IRS failed to comply with notice-and-comment process in issuing Notice 2007-83 regarding “listed transactions”

U.S. Court of Appeals for the Sixth Circuit reversed a federal district court’s decision

U.S. Court of Appeals for the Sixth Circuit reversed a federal district court’s decision

The U.S. Court of Appeals for the Sixth Circuit today reversed a federal district court’s decision, finding that in issuing Notice 2007-83, the IRS had failed to comply with the notice-and-comment requirements under the Administrative Procedure Act. The Sixth Circuit, thus, set aside the notice and held for the taxpayers.

The case is: Mann Construction, Inc. v. United States, No. 21-1500 (6th Cir. March 3, 2022). Read the Sixth Circuit’s decision [PDF 167 KB]

Background

At issue in this case was a listed transaction.

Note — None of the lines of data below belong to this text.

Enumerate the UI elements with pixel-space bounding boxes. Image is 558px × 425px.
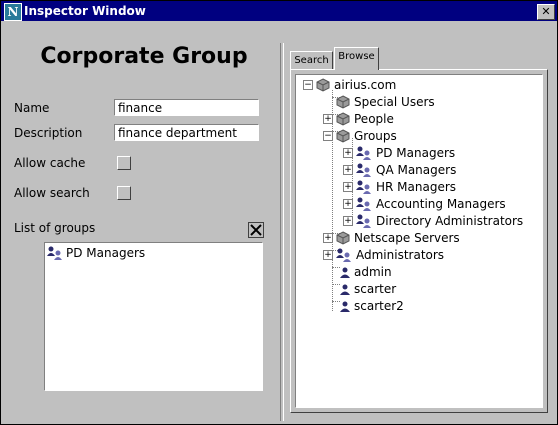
tree-node-label: Netscape Servers: [354, 230, 460, 245]
tree-node-label: PD Managers: [376, 145, 456, 160]
expand-group-toggle[interactable]: +: [343, 182, 353, 192]
name-label: Name: [14, 101, 50, 115]
page-title: Corporate Group: [40, 44, 248, 69]
collapse-groups-toggle[interactable]: −: [323, 131, 333, 141]
tree-node-label: scarter: [354, 281, 397, 296]
close-button[interactable]: ✕: [537, 4, 555, 20]
allow-cache-label: Allow cache: [14, 156, 86, 170]
tree-node-user[interactable]: admin: [340, 263, 392, 280]
group-icon: [356, 197, 372, 211]
description-field[interactable]: finance department: [114, 124, 259, 141]
browse-panel: − airius.com Special Users + People − Gr…: [290, 69, 548, 413]
expand-group-toggle[interactable]: +: [343, 199, 353, 209]
allow-search-checkbox[interactable]: [117, 186, 131, 200]
directory-tree[interactable]: − airius.com Special Users + People − Gr…: [295, 74, 543, 408]
tree-node-group[interactable]: QA Managers: [356, 161, 456, 178]
list-item-label: PD Managers: [66, 246, 146, 260]
allow-search-label: Allow search: [14, 186, 90, 200]
tree-node-label: People: [354, 111, 394, 126]
tree-node-groups[interactable]: Groups: [336, 127, 397, 144]
tree-node-group[interactable]: HR Managers: [356, 178, 456, 195]
group-icon: [336, 248, 352, 262]
tree-node-label: Directory Administrators: [376, 213, 524, 228]
name-field[interactable]: finance: [114, 99, 259, 116]
group-icon: [356, 163, 372, 177]
list-of-groups-label: List of groups: [14, 221, 96, 235]
tree-node-label: HR Managers: [376, 179, 457, 194]
inspector-window: N Inspector Window ✕ Corporate Group Nam…: [0, 0, 558, 425]
user-icon: [340, 266, 350, 278]
expand-group-toggle[interactable]: +: [343, 148, 353, 158]
tree-node-root[interactable]: airius.com: [316, 76, 396, 93]
group-icon: [47, 246, 63, 260]
tree-node-user[interactable]: scarter: [340, 280, 396, 297]
netscape-logo-icon: N: [4, 3, 22, 21]
expand-netscape-servers-toggle[interactable]: +: [323, 233, 333, 243]
ou-cube-icon: [336, 128, 350, 143]
remove-group-icon[interactable]: [248, 222, 264, 238]
tree-node-people[interactable]: People: [336, 110, 394, 127]
tree-node-label: Administrators: [356, 247, 445, 262]
description-label: Description: [14, 126, 83, 140]
tab-browse[interactable]: Browse: [334, 47, 379, 70]
tree-node-user[interactable]: scarter2: [340, 297, 404, 314]
group-icon: [356, 214, 372, 228]
list-item[interactable]: PD Managers: [47, 246, 145, 260]
ou-cube-icon: [336, 94, 350, 109]
tree-node-label: scarter2: [354, 298, 404, 313]
tree-node-label: airius.com: [334, 77, 397, 92]
group-icon: [356, 146, 372, 160]
title-bar[interactable]: N Inspector Window ✕: [1, 1, 557, 21]
tree-node-administrators[interactable]: Administrators: [336, 246, 444, 263]
tree-node-label: admin: [354, 264, 392, 279]
user-icon: [340, 283, 350, 295]
expand-administrators-toggle[interactable]: +: [323, 250, 333, 260]
user-icon: [340, 300, 350, 312]
window-title: Inspector Window: [24, 4, 146, 18]
tree-node-label: Special Users: [354, 94, 435, 109]
expand-people-toggle[interactable]: +: [323, 114, 333, 124]
tab-search[interactable]: Search: [290, 51, 333, 69]
allow-cache-checkbox[interactable]: [117, 156, 131, 170]
expand-group-toggle[interactable]: +: [343, 165, 353, 175]
collapse-root-toggle[interactable]: −: [303, 80, 313, 90]
tree-node-group[interactable]: Directory Administrators: [356, 212, 523, 229]
ou-cube-icon: [336, 230, 350, 245]
tree-node-special-users[interactable]: Special Users: [336, 93, 435, 110]
domain-cube-icon: [316, 77, 330, 92]
tree-node-netscape-servers[interactable]: Netscape Servers: [336, 229, 460, 246]
ou-cube-icon: [336, 111, 350, 126]
tree-node-group[interactable]: PD Managers: [356, 144, 455, 161]
group-icon: [356, 180, 372, 194]
groups-list[interactable]: PD Managers: [44, 242, 263, 391]
tree-node-label: QA Managers: [376, 162, 457, 177]
splitter[interactable]: [280, 43, 284, 421]
tree-node-label: Groups: [354, 128, 397, 143]
tree-node-label: Accounting Managers: [376, 196, 506, 211]
tree-node-group[interactable]: Accounting Managers: [356, 195, 506, 212]
expand-group-toggle[interactable]: +: [343, 216, 353, 226]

In 2007, the IRS issued Notice 2007-83 that designates certain employee-benefit plans featuring cash-value life insurance policies as listed transactions. For these purposes, a cash-value life insurance policy combines life insurance coverage with a cash-value investment account.

From 2013 to 2017, the taxpayer-company established an employee-benefit trust that paid the premiums on a cash-value life insurance policy benefitting two of the company’s individual owners. The company deducted these expenses, while the individuals reported as income part of the insurance policy’s value. Neither the individuals nor the company reported this arrangement to the IRS as a listed transaction.

In 2019, the IRS concluded that this structure fit the description identified in Notice 2007-83, and imposed penalties on the company ($10,000) and on both of its shareholders (approximately $8,600 and $7,800) for failing to disclose their participation in the trust. All three paid the penalties for the 2013 tax year and sought administrative refunds, claiming the IRS lacked authority to penalize them. Eventually, the taxpayers filed a refund suit in federal district court.

In the district court action, the taxpayers challenged the validity of Notice 2007-83 on four grounds: (1) that Notice 2007-83 failed to comply with the notice-and-comment requirements of the Administrative Procedure Act (APA); (2) the IRS notice constituted unauthorized agency action; (3) it was arbitrary and capricious; and (4) even if Notice 2007-83 was valid, the arrangement at issue did not fall within its scope. The district court held for the government on all fronts.

Sixth Circuit’s decision

The Sixth Circuit today agreed with the taxpayers that the IRS had failed to follow the law by skipping the notice-and-comment procedures established by the APA before issuing Notice 2007-83. Thus, the Sixth Circuit reversed the district court.

As the appeals court noted, the IRS did not follow the notice-and-comment procedures when it issued Notice 2007-83. On appeal, the government countered with two explanations for declining to follow the notice-and-comment process:

  • The government argued that Notice 2007-83 was merely an interpretive rule (and thus did not require notice and comment) as opposed to a legislative rule (which does require notice and comment).
  • The government asserted even if Notice 2007-83 amounted to a legislative rule, Congress exempted the IRS from the APA’s requirements with respect to the disclosure rules.

The Sixth Circuit, however, found that Notice 2007-83 amounts to a legislative rule—it has the force and effect of law; it defines a set of transactions that taxpayers must report; and that duty did not arise from a statute or a notice-and-comment rule, but from the IRS’s own initiative. The appeals court noted that taxpayers like the ones in this case had no obligation to provide information regarding listed transactions to the IRS before Notice 2007-83 and that they had such a duty after the notice. Further, as the court observed, obeying these new duties could “involve significant time and expense,” and a failure to comply came with the risk of penalties and criminal sanctions—all characteristics of legislative rules.

The Sixth Circuit concluded that it must set aside the notice because the IRS’s process for issuing Notice 2007-83 did not satisfy the notice-and-comment procedures for promulgating legislative rules under the APA.